Output details
25 - Education
Liverpool Hope University
The transformative potential of international service-learning at a university with a Christian foundation in the UK
This article highlights the transformative dimension of learning through analysis of the student experience of International Service-Learning (ISL). This study investigates the transformative nature of ISL as experienced by students at Liverpool Hope University (LHU), a British University with a rich tradition of ISL. A holistic conceptualisation of transformative learning is proposed that looks beyond an epistemological process that involves shifts in worldview and habits of mind to an ontological process that accounts for changes to the student’s ways of being in the world. This paper is characterised by strong theoretical underpinning, qualitative methodologies and carries significance for the more secular forms of community service. The author was invited to submit the paper to this journal following presentations to the Religious and Moral Education SIG at the BERA annual conference September 2010 and to the Association for University Lecturers in Religion and Education annual conference July 2010.Based upon the findings of the article the author has since been invited to lead consultancy (£10,000) with the Irish NGO, Development and Inter-Cultural Education in Ireland (DICE) and the six teacher education colleges in Ireland that facilitate ISL programs.
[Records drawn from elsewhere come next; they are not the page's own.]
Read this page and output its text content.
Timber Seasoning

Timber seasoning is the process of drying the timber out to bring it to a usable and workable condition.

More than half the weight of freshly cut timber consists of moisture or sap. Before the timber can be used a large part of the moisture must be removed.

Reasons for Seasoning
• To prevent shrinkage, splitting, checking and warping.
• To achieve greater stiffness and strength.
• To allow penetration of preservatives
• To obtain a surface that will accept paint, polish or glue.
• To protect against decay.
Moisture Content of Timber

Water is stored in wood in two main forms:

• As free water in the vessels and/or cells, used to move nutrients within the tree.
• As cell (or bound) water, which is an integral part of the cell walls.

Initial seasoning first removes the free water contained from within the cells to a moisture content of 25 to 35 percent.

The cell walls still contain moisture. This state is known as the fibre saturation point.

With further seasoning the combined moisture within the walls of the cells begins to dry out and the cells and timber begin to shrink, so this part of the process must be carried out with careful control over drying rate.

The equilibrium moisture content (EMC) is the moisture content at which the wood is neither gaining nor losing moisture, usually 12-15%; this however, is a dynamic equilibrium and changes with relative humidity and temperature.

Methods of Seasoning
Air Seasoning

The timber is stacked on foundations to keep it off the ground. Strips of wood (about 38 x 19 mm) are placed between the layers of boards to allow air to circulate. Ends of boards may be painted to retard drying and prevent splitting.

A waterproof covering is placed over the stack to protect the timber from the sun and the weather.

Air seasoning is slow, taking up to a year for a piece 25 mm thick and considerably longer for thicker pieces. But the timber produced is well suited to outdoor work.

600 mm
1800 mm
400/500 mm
The research was disseminated at a symposium organised and led by the researcher in March 2011 on 'The transformative impact of international experience on personal and professional learning'. This event funded by ESCalate, the Education Subject Centre for the Higher Education Academy and was attended by 45 academics from 19 Universties. The researcher has subsequently secured a £30,000 grant from the Church Colleges of Education Fund to research ‘Anglican Character through Service in the Core Curriculum’.